I always appreciate comments, so thanks for taking the time to weigh in. However, I am going to take issue with you in a couple places. I'm not sure why you state that there is a "glaringly missing mention of the economics of supply and demand," as I discuss supply and demand at several points in the article. More to the point, though, my comparison here isn't between Action #1 (which, as I said in the article, I believe is probably worth the amount paid) and Spawn, but between Action #1 and the amazing prices being paid for CGC copies of things like New Mutants #87. To use your supply and demand examples, I'll bet there are more copies of this comic in existence than there are collectors who want it. The fact that these are apples and oranges is not a point missed on me, but rather is the focus of the entire article.

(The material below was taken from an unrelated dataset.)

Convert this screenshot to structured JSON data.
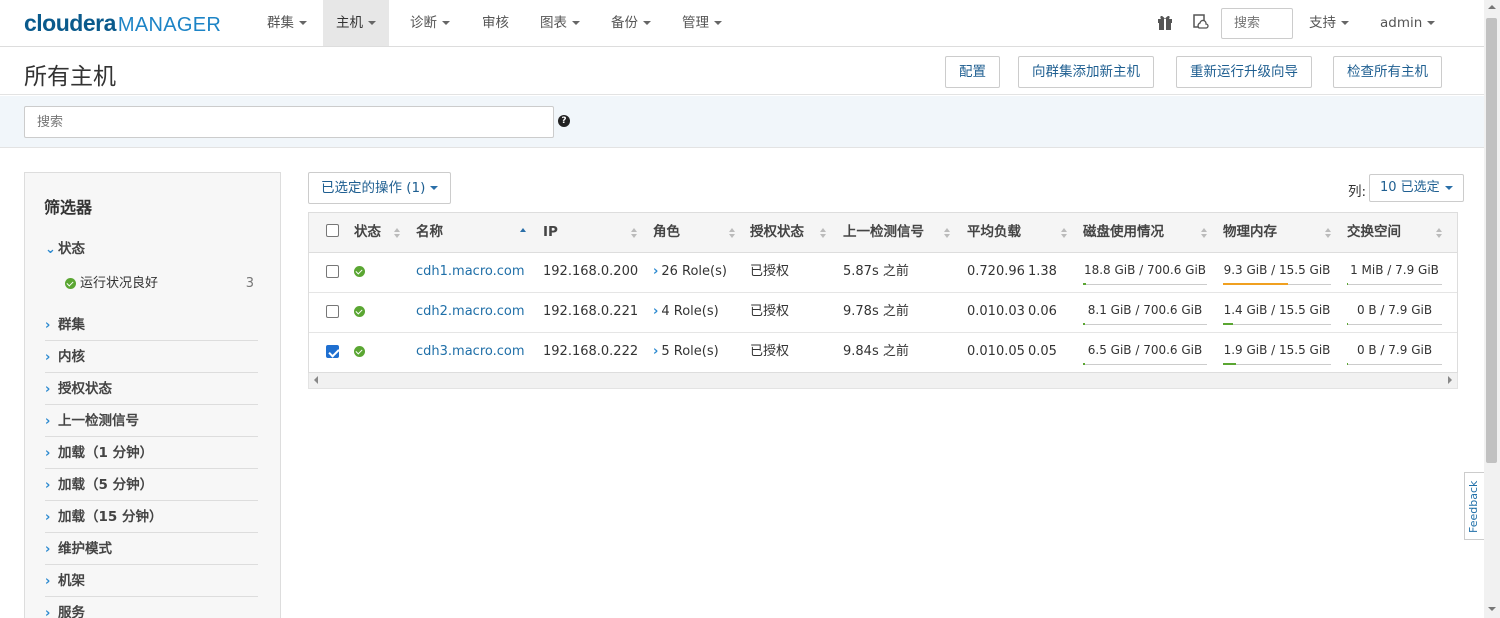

I gather your main complaint here is that you believe Action #1 is a good investment. However, that is not at odds with what I have stated in this article. Action #1, especially in such nice condition, probably is a good investment for the reasons I stated in the article, namely its cultural importance and the limited supply. But the fact that this specific comic is a good investment does not mean that comics in general are a good investment, which is what Zurzolo and others are implying. I believe that while the CGC should be a useful tool, it is in effect creating an artificial market for comics that have very little value to actual collectors. Sales on new comics continue to decline, and as collectors leave the hobby, not only is there less demand for back issues but there is also greater supply because they are selling off their collections.

I'm no economist, but that hardly seems like a healthy environment for investors.

Excellent post!

In the 90s I had begun to drift away from comics as adult commitments caught up with me in my thirties. One new comic day I was in a local shop and the fanboys were fighting over some long forgotten first issue. I managed to grab one off the shelf and asked the assembled mass "Is this any good?"

The universal shock over the idea that one would actually READ a comic caused me to put it back on the shelf and walk away. Away not only from the comic and the shop, but from comics all together. I haven't spent a nickel on a new comic since. Of course the nearest comic shop these days is 40 miles away!

Just as in the 90s, the rampant speculator market will kill off a large percentage of COMIC READERS! And without comic readers, the demand for collectible comics dies off. And this time around, there just aren't many comic readers left. With the many pressures facing the industry (electronic distribution, etc.) this just may be the end of our beloved funny books.


Very nice article. It almost makes you wonder if these investors WANT the comics industry destroyed, just so there won't be any more comics made, thus making their "investment" more valuable.

An aside to your arguement that investors are destroying the hobby of collecting comics, let me mention the high cover price of comics is doing as much, if not more, damage in that regard.